ST. LOUIS — The St. Louis-area health system likely will be strained but not overwhelmed by the coming surge of the new coronavirus before cases peak in the next two to three weeks, the head of a new regional response force predicted Saturday.
Dr. Alex Garza, incident commander of the St. Louis Metropolitan Pandemic Task Force, cautioned that the prediction was based on models that are changing daily, and would work only if residents continued to follow the social distancing orders and hygiene recommendations that were implemented in the area weeks ago.
“The next two weeks are going to be absolutely critical,” St. Louis Mayor Lyda Krewson said at a news conference announcing the creation of the task force, adding that the health care system could still be overwhelmed if people relax their vigilance.
In St. Louis Saturday, the number of COVID-19 cases jumped to 328 and officials reported a sixth death, a woman in her 80s.
Garza said the goal of the task force, health care workers and officials is to “save as many lives as we can” and get to the “end state,” where shelter-in-place restrictions can be relaxed and the economy can rebound.
Garza said health care workers were already stressed and officials were doing “everything in our power” to ensure that there are enough supplies to handle the surge.
He later said in an email to the Post-Dispatch that models show that more than 80,000 people in the metro area could become infected by the end of April, which could result in at least 1,300 patients in hospitals, with as many as 3,000 or more hospitalized if people relax their sanitary and social distancing practices.
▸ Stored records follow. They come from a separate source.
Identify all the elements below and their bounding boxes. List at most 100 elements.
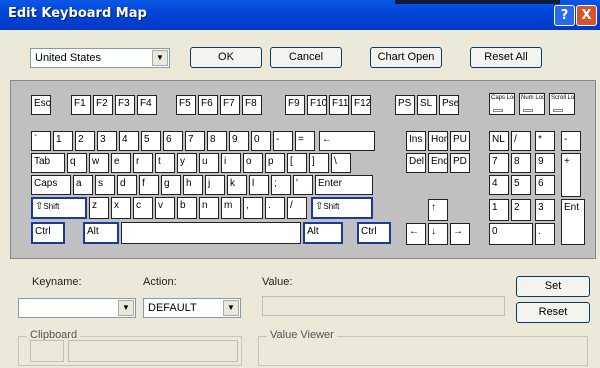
- key-pu[interactable]: PU: [450, 131, 470, 151]
- numpad-1[interactable]: 1: [489, 199, 509, 221]
- key-9[interactable]: 9: [229, 131, 249, 151]
- key-l[interactable]: l: [249, 175, 269, 195]
- key-a[interactable]: a: [73, 175, 93, 195]
- key-symbol[interactable]: `: [31, 131, 51, 151]
- chevron-down-icon[interactable]: ▼: [223, 300, 239, 316]
- chart-open-button[interactable]: Chart Open: [370, 47, 442, 68]
- key-arrow-left[interactable]: ←: [406, 223, 426, 245]
- close-button[interactable]: X: [576, 5, 597, 26]
- key-right-ctrl[interactable]: Ctrl: [357, 222, 391, 244]
- key-del[interactable]: Del: [406, 153, 426, 173]
- key-left-alt[interactable]: Alt: [83, 222, 119, 244]
- key-3[interactable]: 3: [97, 131, 117, 151]
- key-8[interactable]: 8: [207, 131, 227, 151]
- key-left-ctrl[interactable]: Ctrl: [31, 222, 65, 244]
- numpad-2[interactable]: 2: [511, 199, 531, 221]
- numpad-slash[interactable]: /: [511, 131, 531, 151]
- key-symbol[interactable]: .: [265, 197, 285, 219]
- numpad-4[interactable]: 4: [489, 175, 509, 195]
- key-b[interactable]: b: [177, 197, 197, 219]
- numpad-asterisk[interactable]: *: [535, 131, 555, 151]
- key-sl[interactable]: SL: [417, 95, 437, 115]
- key-f7[interactable]: F7: [220, 95, 240, 115]
- key-7[interactable]: 7: [185, 131, 205, 151]
- key-symbol[interactable]: ;: [271, 175, 291, 195]
- numpad-plus[interactable]: +: [561, 153, 581, 197]
- key-5[interactable]: 5: [141, 131, 161, 151]
- key-m[interactable]: m: [221, 197, 241, 219]
- keyname-select[interactable]: ▼: [18, 298, 136, 318]
- numpad-0[interactable]: 0: [489, 223, 533, 245]
- key-r[interactable]: r: [133, 153, 153, 173]
- key-j[interactable]: j: [205, 175, 225, 195]
- indicator-num-lock[interactable]: Num Lock: [519, 93, 545, 115]
- key-enter[interactable]: Enter: [315, 175, 373, 195]
- key-4[interactable]: 4: [119, 131, 139, 151]
- locale-select[interactable]: United States ▼: [30, 48, 170, 68]
- key-f1[interactable]: F1: [71, 95, 91, 115]
- key-d[interactable]: d: [117, 175, 137, 195]
- key-f11[interactable]: F11: [329, 95, 349, 115]
- numpad-decimal[interactable]: .: [535, 223, 555, 245]
- key-f9[interactable]: F9: [285, 95, 305, 115]
- cancel-button[interactable]: Cancel: [270, 47, 342, 68]
- numpad-7[interactable]: 7: [489, 153, 509, 173]
- reset-all-button[interactable]: Reset All: [470, 47, 542, 68]
- key-f12[interactable]: F12: [351, 95, 371, 115]
- help-button[interactable]: ?: [554, 5, 575, 26]
- key-1[interactable]: 1: [53, 131, 73, 151]
- key-6[interactable]: 6: [163, 131, 183, 151]
- reset-button[interactable]: Reset: [516, 302, 590, 323]
- numpad-5[interactable]: 5: [511, 175, 531, 195]
- key-hom[interactable]: Hom: [428, 131, 448, 151]
- indicator-caps-lock[interactable]: Caps Lock: [489, 93, 515, 115]
- key-f2[interactable]: F2: [93, 95, 113, 115]
- key-end[interactable]: End: [428, 153, 448, 173]
- key-caps[interactable]: Caps: [31, 175, 71, 195]
- key-y[interactable]: y: [177, 153, 197, 173]
- key-f4[interactable]: F4: [137, 95, 157, 115]
- value-field[interactable]: [262, 296, 505, 316]
- key-right-shift[interactable]: ⇧Shift: [311, 197, 373, 219]
- key-n[interactable]: n: [199, 197, 219, 219]
- key-x[interactable]: x: [111, 197, 131, 219]
- key-ps[interactable]: PS: [395, 95, 415, 115]
- key-g[interactable]: g: [161, 175, 181, 195]
- key-0[interactable]: 0: [251, 131, 271, 151]
- key-symbol[interactable]: [: [287, 153, 307, 173]
- numpad-minus[interactable]: -: [561, 131, 581, 151]
- key-arrow-down[interactable]: ↓: [428, 223, 448, 245]
- key-symbol[interactable]: =: [295, 131, 315, 151]
- key-h[interactable]: h: [183, 175, 203, 195]
- key-backspace[interactable]: ←: [319, 131, 375, 151]
- key-2[interactable]: 2: [75, 131, 95, 151]
- key-f[interactable]: f: [139, 175, 159, 195]
- key-left-shift[interactable]: ⇧Shift: [31, 197, 87, 219]
- key-k[interactable]: k: [227, 175, 247, 195]
- set-button[interactable]: Set: [516, 276, 590, 297]
- ok-button[interactable]: OK: [190, 47, 262, 68]
- chevron-down-icon[interactable]: ▼: [152, 50, 168, 66]
- key-t[interactable]: t: [155, 153, 175, 173]
- key-f8[interactable]: F8: [242, 95, 262, 115]
- key-arrow-up[interactable]: ↑: [428, 199, 448, 221]
- key-f6[interactable]: F6: [198, 95, 218, 115]
- key-backslash[interactable]: \: [331, 153, 351, 173]
- numpad-8[interactable]: 8: [511, 153, 531, 173]
- key-v[interactable]: v: [155, 197, 175, 219]
- key-esc[interactable]: Esc: [31, 95, 51, 115]
- key-f10[interactable]: F10: [307, 95, 327, 115]
- chevron-down-icon[interactable]: ▼: [118, 300, 134, 316]
- key-pd[interactable]: PD: [450, 153, 470, 173]
- key-s[interactable]: s: [95, 175, 115, 195]
- key-right-alt[interactable]: Alt: [303, 222, 343, 244]
- key-symbol[interactable]: -: [273, 131, 293, 151]
- key-symbol[interactable]: /: [287, 197, 307, 219]
- key-f5[interactable]: F5: [176, 95, 196, 115]
- key-space[interactable]: [121, 222, 301, 244]
- key-f3[interactable]: F3: [115, 95, 135, 115]
- numpad-3[interactable]: 3: [535, 199, 555, 221]
- action-select[interactable]: DEFAULT ▼: [143, 298, 241, 318]
- key-arrow-right[interactable]: →: [450, 223, 470, 245]
- key-w[interactable]: w: [89, 153, 109, 173]
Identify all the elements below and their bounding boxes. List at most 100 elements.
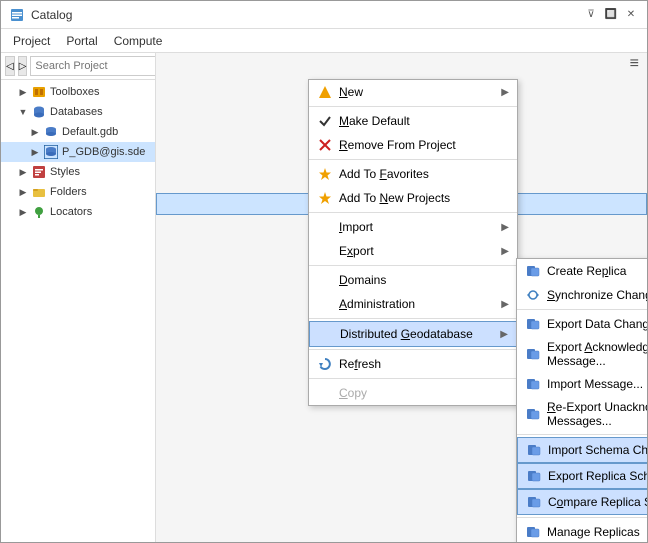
ctx-refresh-label: Refresh <box>339 357 509 371</box>
hamburger-menu[interactable]: ≡ <box>630 55 639 73</box>
toolboxes-icon <box>31 84 47 100</box>
sec-sep3 <box>517 517 647 518</box>
expand-locators[interactable]: ▶ <box>17 206 29 218</box>
new-submenu-arrow: ▶ <box>501 87 509 98</box>
ctx-remove-project-label: Remove From Project <box>339 138 509 152</box>
ctx-import-schema[interactable]: Import Schema Changes... <box>517 437 647 463</box>
menu-compute[interactable]: Compute <box>106 32 171 50</box>
expand-default-gdb[interactable]: ▶ <box>29 126 41 138</box>
databases-label: Databases <box>50 106 103 118</box>
tree-item-databases[interactable]: ▼ Databases <box>1 102 155 122</box>
close-button[interactable]: ✕ <box>623 7 639 23</box>
tree-item-toolboxes[interactable]: ▶ Toolboxes <box>1 82 155 102</box>
ctx-administration-label: Administration <box>339 297 495 311</box>
search-bar: ◁ ▷ 🔍 ▾ <box>1 53 155 80</box>
export-replica-schema-icon <box>526 468 542 484</box>
ctx-export-data-change[interactable]: Export Data Change Message... <box>517 312 647 336</box>
tree-item-default-gdb[interactable]: ▶ Default.gdb <box>1 122 155 142</box>
expand-databases[interactable]: ▼ <box>17 106 29 118</box>
import-schema-icon <box>526 442 542 458</box>
search-input[interactable] <box>30 56 156 76</box>
sep7 <box>309 378 517 379</box>
expand-styles[interactable]: ▶ <box>17 166 29 178</box>
refresh-icon <box>317 356 333 372</box>
tree-item-folders[interactable]: ▶ Folders <box>1 182 155 202</box>
tree-item-p-gdb-sde[interactable]: ▶ P_GDB@gis.sde <box>1 142 155 162</box>
domains-icon <box>317 272 333 288</box>
expand-folders[interactable]: ▶ <box>17 186 29 198</box>
ctx-new-label: New <box>339 85 495 99</box>
export-arrow: ▶ <box>501 246 509 257</box>
sec-sep1 <box>517 309 647 310</box>
primary-context-menu: New ▶ Make Default Remove From Pro <box>308 79 518 406</box>
ctx-remove-project[interactable]: Remove From Project <box>309 133 517 157</box>
title-bar-controls: ⊽ 🔲 ✕ <box>583 7 639 23</box>
add-favorites-icon <box>317 166 333 182</box>
ctx-create-replica[interactable]: Create Replica <box>517 259 647 283</box>
ctx-export-ack[interactable]: Export Acknowledgement Message... <box>517 336 647 372</box>
styles-icon <box>31 164 47 180</box>
ctx-domains[interactable]: Domains <box>309 268 517 292</box>
ctx-export-label: Export <box>339 244 495 258</box>
ctx-make-default-label: Make Default <box>339 114 509 128</box>
ctx-compare-replica-schema[interactable]: Compare Replica Schema... <box>517 489 647 515</box>
forward-button[interactable]: ▷ <box>18 56 28 76</box>
ctx-export-replica-schema[interactable]: Export Replica Schema... <box>517 463 647 489</box>
default-gdb-label: Default.gdb <box>62 126 118 138</box>
ctx-import-schema-label: Import Schema Changes... <box>548 443 647 457</box>
ctx-add-favorites[interactable]: Add To Favorites <box>309 162 517 186</box>
ctx-add-new-projects[interactable]: Add To New Projects <box>309 186 517 210</box>
back-button[interactable]: ◁ <box>5 56 15 76</box>
ctx-create-replica-label: Create Replica <box>547 264 647 278</box>
toolboxes-label: Toolboxes <box>50 86 100 98</box>
sep2 <box>309 159 517 160</box>
ctx-administration[interactable]: Administration ▶ <box>309 292 517 316</box>
synchronize-icon <box>525 287 541 303</box>
administration-icon <box>317 296 333 312</box>
dock-button[interactable]: 🔲 <box>603 7 619 23</box>
import-arrow: ▶ <box>501 222 509 233</box>
ctx-import[interactable]: Import ▶ <box>309 215 517 239</box>
ctx-add-new-projects-label: Add To New Projects <box>339 191 509 205</box>
ctx-add-favorites-label: Add To Favorites <box>339 167 509 181</box>
ctx-copy-label: Copy <box>339 386 509 400</box>
export-data-change-icon <box>525 316 541 332</box>
ctx-export-replica-schema-label: Export Replica Schema... <box>548 469 647 483</box>
window-title: Catalog <box>31 8 72 22</box>
pin-button[interactable]: ⊽ <box>583 7 599 23</box>
distributed-geodatabase-arrow: ▶ <box>500 329 508 340</box>
ctx-synchronize[interactable]: Synchronize Changes <box>517 283 647 307</box>
ctx-make-default[interactable]: Make Default <box>309 109 517 133</box>
ctx-export-ack-label: Export Acknowledgement Message... <box>547 340 647 368</box>
ctx-export[interactable]: Export ▶ <box>309 239 517 263</box>
remove-icon <box>317 137 333 153</box>
ctx-compare-replica-schema-label: Compare Replica Schema... <box>548 495 647 509</box>
expand-p-gdb-sde[interactable]: ▶ <box>29 146 41 158</box>
ctx-manage-replicas-label: Manage Replicas <box>547 525 647 539</box>
tree-item-styles[interactable]: ▶ Styles <box>1 162 155 182</box>
sep1 <box>309 106 517 107</box>
ctx-re-export[interactable]: Re-Export Unacknowledged Messages... <box>517 396 647 432</box>
ctx-new[interactable]: New ▶ <box>309 80 517 104</box>
catalog-window: Catalog ⊽ 🔲 ✕ Project Portal Compute ◁ ▷… <box>0 0 648 543</box>
sec-sep2 <box>517 434 647 435</box>
ctx-refresh[interactable]: Refresh <box>309 352 517 376</box>
export-ack-icon <box>525 346 541 362</box>
ctx-import-message[interactable]: Import Message... <box>517 372 647 396</box>
databases-icon <box>31 104 47 120</box>
tree-item-locators[interactable]: ▶ Locators <box>1 202 155 222</box>
locators-icon <box>31 204 47 220</box>
copy-icon <box>317 385 333 401</box>
main-content: ≡ New ▶ Make D <box>156 53 647 542</box>
ctx-distributed-geodatabase[interactable]: Distributed Geodatabase ▶ <box>309 321 517 347</box>
secondary-context-menu: Create Replica Synchronize Changes Expor… <box>516 258 647 542</box>
compare-replica-schema-icon <box>526 494 542 510</box>
content-area: ◁ ▷ 🔍 ▾ ▶ Toolboxes ▼ <box>1 53 647 542</box>
expand-toolboxes[interactable]: ▶ <box>17 86 29 98</box>
default-gdb-icon <box>43 124 59 140</box>
menu-portal[interactable]: Portal <box>58 32 105 50</box>
manage-replicas-icon <box>525 524 541 540</box>
styles-label: Styles <box>50 166 80 178</box>
ctx-manage-replicas[interactable]: Manage Replicas <box>517 520 647 542</box>
menu-project[interactable]: Project <box>5 32 58 50</box>
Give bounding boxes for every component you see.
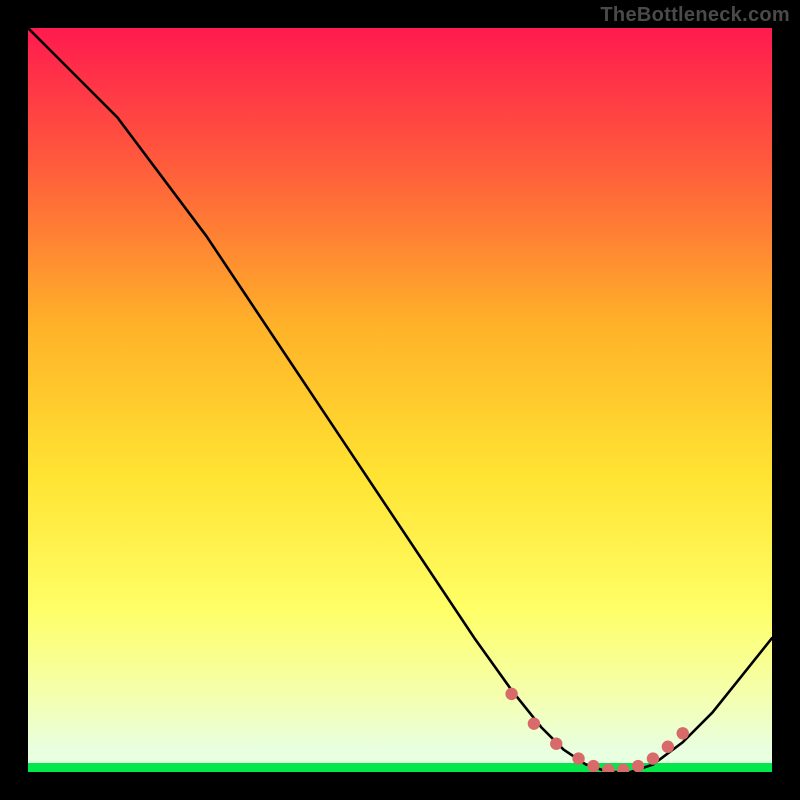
plot-area [28,28,772,772]
gradient-background [28,28,772,772]
valley-marker [662,741,674,753]
green-bottom-band [28,763,772,772]
watermark-text: TheBottleneck.com [600,4,790,27]
valley-marker [528,717,540,729]
chart-frame: TheBottleneck.com [0,0,800,800]
valley-marker [677,727,689,739]
valley-marker [587,760,599,772]
valley-marker [505,688,517,700]
valley-marker [550,738,562,750]
valley-marker [647,752,659,764]
valley-marker [572,752,584,764]
valley-marker [632,760,644,772]
bottleneck-chart [28,28,772,772]
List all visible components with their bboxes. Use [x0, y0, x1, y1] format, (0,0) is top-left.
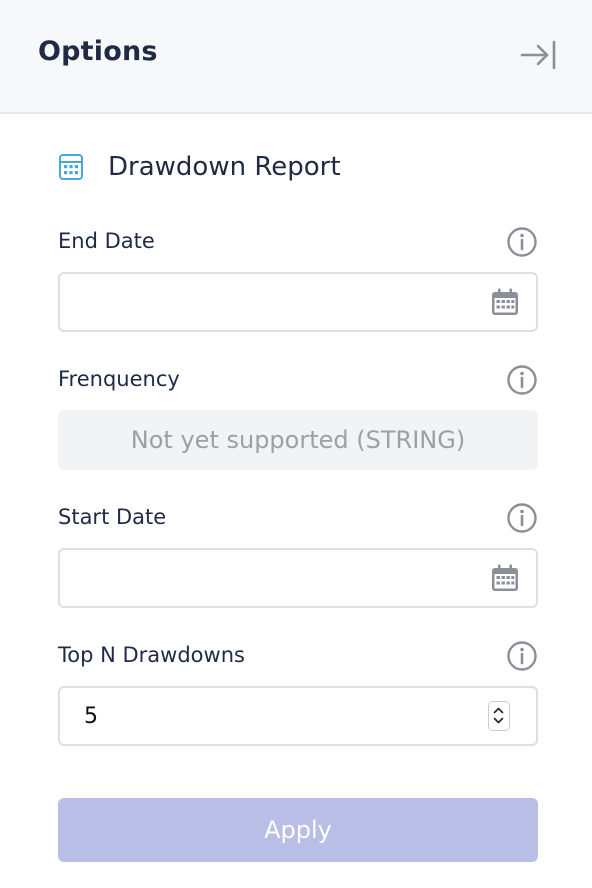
end-date-input[interactable]: [74, 274, 474, 330]
start-date-label: Start Date: [58, 505, 167, 529]
number-stepper[interactable]: [488, 701, 510, 731]
collapse-panel-button[interactable]: [518, 38, 558, 72]
frequency-unsupported-field: Not yet supported (STRING): [58, 410, 538, 470]
top-n-info-icon[interactable]: [506, 640, 538, 672]
stepper-arrows-icon: [493, 707, 504, 724]
collapse-right-icon: [520, 40, 556, 70]
panel-title: Options: [38, 36, 158, 67]
apply-button[interactable]: Apply: [58, 798, 538, 862]
end-date-label: End Date: [58, 229, 155, 253]
end-date-field[interactable]: [58, 272, 538, 332]
frequency-label: Frenquency: [58, 367, 180, 391]
calendar-icon[interactable]: [490, 563, 520, 593]
calculator-icon: [59, 154, 83, 180]
top-n-field[interactable]: [58, 686, 538, 746]
start-date-info-icon[interactable]: [506, 502, 538, 534]
start-date-field[interactable]: [58, 548, 538, 608]
top-n-drawdowns-label: Top N Drawdowns: [58, 643, 245, 667]
start-date-input[interactable]: [74, 550, 474, 606]
top-n-input[interactable]: [84, 688, 484, 744]
options-header: Options: [0, 0, 592, 114]
report-title: Drawdown Report: [108, 152, 341, 182]
end-date-info-icon[interactable]: [506, 226, 538, 258]
calendar-icon[interactable]: [490, 287, 520, 317]
frequency-info-icon[interactable]: [506, 364, 538, 396]
report-heading: Drawdown Report: [58, 150, 341, 184]
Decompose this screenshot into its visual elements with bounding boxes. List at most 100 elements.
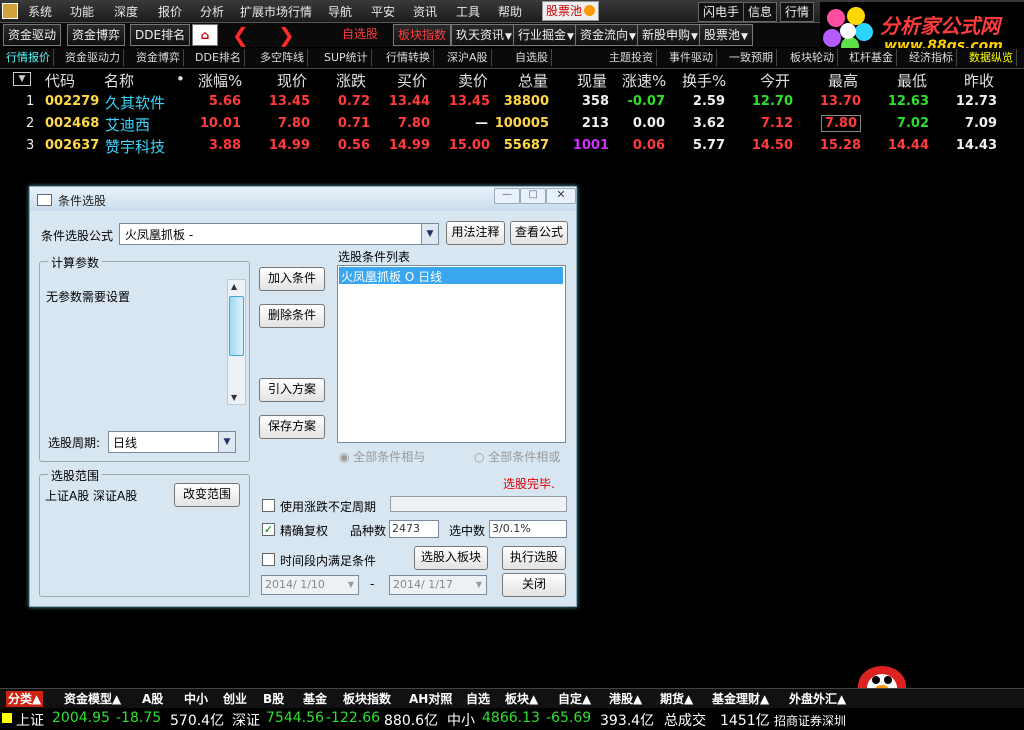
tab-theme[interactable]: 主题投资	[606, 49, 657, 66]
col-price[interactable]: 现价	[277, 70, 307, 91]
menu-tools[interactable]: 工具	[456, 3, 480, 20]
arrow-right-icon[interactable]: ❯	[278, 23, 295, 47]
add-condition-button[interactable]: 加入条件	[259, 267, 325, 291]
dialog-titlebar[interactable]: 条件选股 — □ ✕	[30, 187, 576, 211]
condition-list-item[interactable]: 火凤凰抓板 O 日线	[339, 267, 563, 284]
period-select[interactable]: 日线 ▼	[108, 431, 236, 453]
tab-quotes[interactable]: 行情报价	[3, 49, 54, 66]
btab-block-index[interactable]: 板块指数	[341, 691, 393, 707]
col-low[interactable]: 最低	[897, 70, 927, 91]
col-speed[interactable]: 涨速%	[622, 70, 666, 91]
quote-button[interactable]: 行情	[780, 2, 815, 22]
change-range-button[interactable]: 改变范围	[174, 483, 240, 507]
btab-fund-model[interactable]: 资金模型▲	[62, 691, 123, 707]
tab-event[interactable]: 事件驱动	[666, 49, 717, 66]
col-turnover[interactable]: 换手%	[682, 70, 726, 91]
date-from-picker[interactable]: 2014/ 1/10 ▼	[261, 575, 359, 595]
delete-condition-button[interactable]: 删除条件	[259, 304, 325, 328]
btab-hk[interactable]: 港股▲	[607, 691, 644, 707]
import-scheme-button[interactable]: 引入方案	[259, 378, 325, 402]
menu-system[interactable]: 系统	[28, 3, 52, 20]
uncertain-period-checkbox[interactable]	[262, 499, 275, 512]
scroll-up-icon[interactable]: ▲	[231, 282, 237, 291]
btab-block[interactable]: 板块▲	[503, 691, 540, 707]
col-ask[interactable]: 卖价	[458, 70, 488, 91]
menu-analysis[interactable]: 分析	[200, 3, 224, 20]
tab-fund-game[interactable]: 资金博弈	[133, 49, 184, 66]
btab-a-shares[interactable]: A股	[140, 691, 165, 707]
tab-block-rotation[interactable]: 板块轮动	[787, 49, 838, 66]
btab-category[interactable]: 分类▲	[6, 691, 44, 707]
tab-consensus[interactable]: 一致预期	[726, 49, 777, 66]
exact-adjust-checkbox[interactable]: ✓	[262, 523, 275, 536]
btab-my-stocks[interactable]: 自选	[464, 691, 492, 707]
tab-data-overview[interactable]: 数据纵览	[966, 49, 1017, 66]
condition-list[interactable]: 火凤凰抓板 O 日线	[337, 265, 566, 443]
toolbar-fund-drive[interactable]: 资金驱动	[3, 24, 62, 46]
period-satisfy-checkbox[interactable]	[262, 553, 275, 566]
col-code[interactable]: 代码	[45, 70, 75, 91]
close-icon[interactable]: ✕	[546, 188, 576, 204]
menu-help[interactable]: 帮助	[498, 3, 522, 20]
maximize-icon[interactable]: □	[520, 188, 546, 204]
tab-fund-drive[interactable]: 资金驱动力	[62, 49, 124, 66]
btab-b-shares[interactable]: B股	[261, 691, 286, 707]
tab-leveraged-fund[interactable]: 杠杆基金	[846, 49, 897, 66]
radio-all-or[interactable]: ○ 全部条件相或	[474, 448, 560, 465]
formula-select[interactable]: 火凤凰抓板 - ▼	[119, 223, 439, 245]
chevron-down-icon[interactable]: ▼	[344, 576, 358, 594]
btab-sme[interactable]: 中小	[182, 691, 210, 707]
usage-note-button[interactable]: 用法注释	[446, 221, 505, 245]
tab-sup[interactable]: SUP统计	[321, 49, 372, 66]
toolbar-fund-flow[interactable]: 资金流向	[575, 24, 641, 46]
params-scrollbar[interactable]: ▲ ▼	[227, 279, 246, 405]
view-formula-button[interactable]: 查看公式	[510, 221, 568, 245]
flash-trader-button[interactable]: 闪电手	[698, 2, 745, 22]
col-name[interactable]: 名称	[104, 70, 134, 91]
menu-stock-pool[interactable]: 股票池	[542, 1, 600, 21]
arrow-left-icon[interactable]: ❮	[232, 23, 249, 47]
tab-longshort[interactable]: 多空阵线	[257, 49, 308, 66]
execute-button[interactable]: 执行选股	[502, 546, 566, 570]
toolbar-my-stocks[interactable]: 自选股	[338, 24, 382, 44]
col-bid[interactable]: 买价	[397, 70, 427, 91]
btab-fund[interactable]: 基金	[301, 691, 329, 707]
close-button[interactable]: 关闭	[502, 573, 566, 597]
btab-ah[interactable]: AH对照	[407, 691, 454, 707]
menu-info[interactable]: 资讯	[413, 3, 437, 20]
toolbar-industry[interactable]: 行业掘金	[513, 24, 579, 46]
col-high[interactable]: 最高	[828, 70, 858, 91]
menu-pingan[interactable]: 平安	[371, 3, 395, 20]
to-block-button[interactable]: 选股入板块	[414, 546, 488, 570]
save-scheme-button[interactable]: 保存方案	[259, 415, 325, 439]
chevron-down-icon[interactable]: ▼	[472, 576, 486, 594]
col-prev[interactable]: 昨收	[964, 70, 994, 91]
tab-a-shares[interactable]: 深沪A股	[444, 49, 492, 66]
tab-dde[interactable]: DDE排名	[192, 49, 245, 66]
btab-custom[interactable]: 自定▲	[556, 691, 593, 707]
menu-nav[interactable]: 导航	[328, 3, 352, 20]
col-volume[interactable]: 总量	[518, 70, 548, 91]
btab-futures[interactable]: 期货▲	[658, 691, 695, 707]
menu-quote[interactable]: 报价	[158, 3, 182, 20]
tab-quote-switch[interactable]: 行情转换	[383, 49, 434, 66]
radio-all-and[interactable]: ◉ 全部条件相与	[339, 448, 425, 465]
scroll-down-icon[interactable]: ▼	[231, 393, 237, 402]
col-pct[interactable]: 涨幅%	[198, 70, 242, 91]
btab-gem[interactable]: 创业	[221, 691, 249, 707]
tab-econ[interactable]: 经济指标	[906, 49, 957, 66]
btab-foreign[interactable]: 外盘外汇▲	[787, 691, 848, 707]
chevron-down-icon[interactable]: ▼	[218, 432, 235, 452]
chevron-down-icon[interactable]: ▼	[421, 224, 438, 244]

That higher number could overwhelm the health care system, he said.
Missouri Gov. Mike Parson on Friday issued a statewide stay-at-home order that takes effect Monday. Critics said it should have been issued weeks ago.
The task force, formed by BJC HealthCare, Mercy, SSM Health and St. Luke’s Hospital, will coordinate capacity, staffing, supplies and other issues with each other and area health departments. Garza said that hospitals were not yet pooling resources such as protective gear and ventilators, but are discussing how that would work, if necessary.
Garza is the chief medical officer at SSM Health, a colonel in the U.S. Army Reserve and a former assistant secretary and chief medical officer for the U.S. Department of Homeland Security. He led the U.S. response to the H1N1 pandemic.
At the news conference Saturday, St. Charles County Executive Steve Ehlmann said the task force was formalizing a relationship between elected officials and health care leaders that started a month ago. Ehlmann said St. Charles, Franklin and Jefferson counties were seeing the same growth curve in coronavirus cases that St. Louis and St. Louis County showed roughly six days earlier. He said that other areas of Missouri were likely about the same number of days behind his county.
Meanwhile, in separate news conferences Saturday, Illinois Gov. J.B. Pritzker announced that 1,453 new cases of COVID-19 have brought the total number in the state to 10,357, while Parson said there are now at least 2,291 cases in Missouri.
Pritzker said 243 people have died of the disease and its complications in Illinois. Parson announced that 24 people have died in Missouri, although the director of the Missouri Department of Health and Senior Services, Randall W. Williams, acknowledged that a delay in reporting has kept that number below an unofficial count of 33 listed by Johns Hopkins University.
To boost efforts to fight the disease, Parson announced the creation of the Missouri Disaster Medical Assistance Team, to be made up of retired medical workers, medical students, graduates and people with recently expired professional registrations.
“This is a specialized strike team that responds to critical health emergencies and deploys when necessary to provide patients with on-site medical care,” Parson said.
Qualified health care professionals are invited to apply online at https://missourionestart.com/moshcf/.
Daniel Neman of the Post-Dispatch contributed to this report.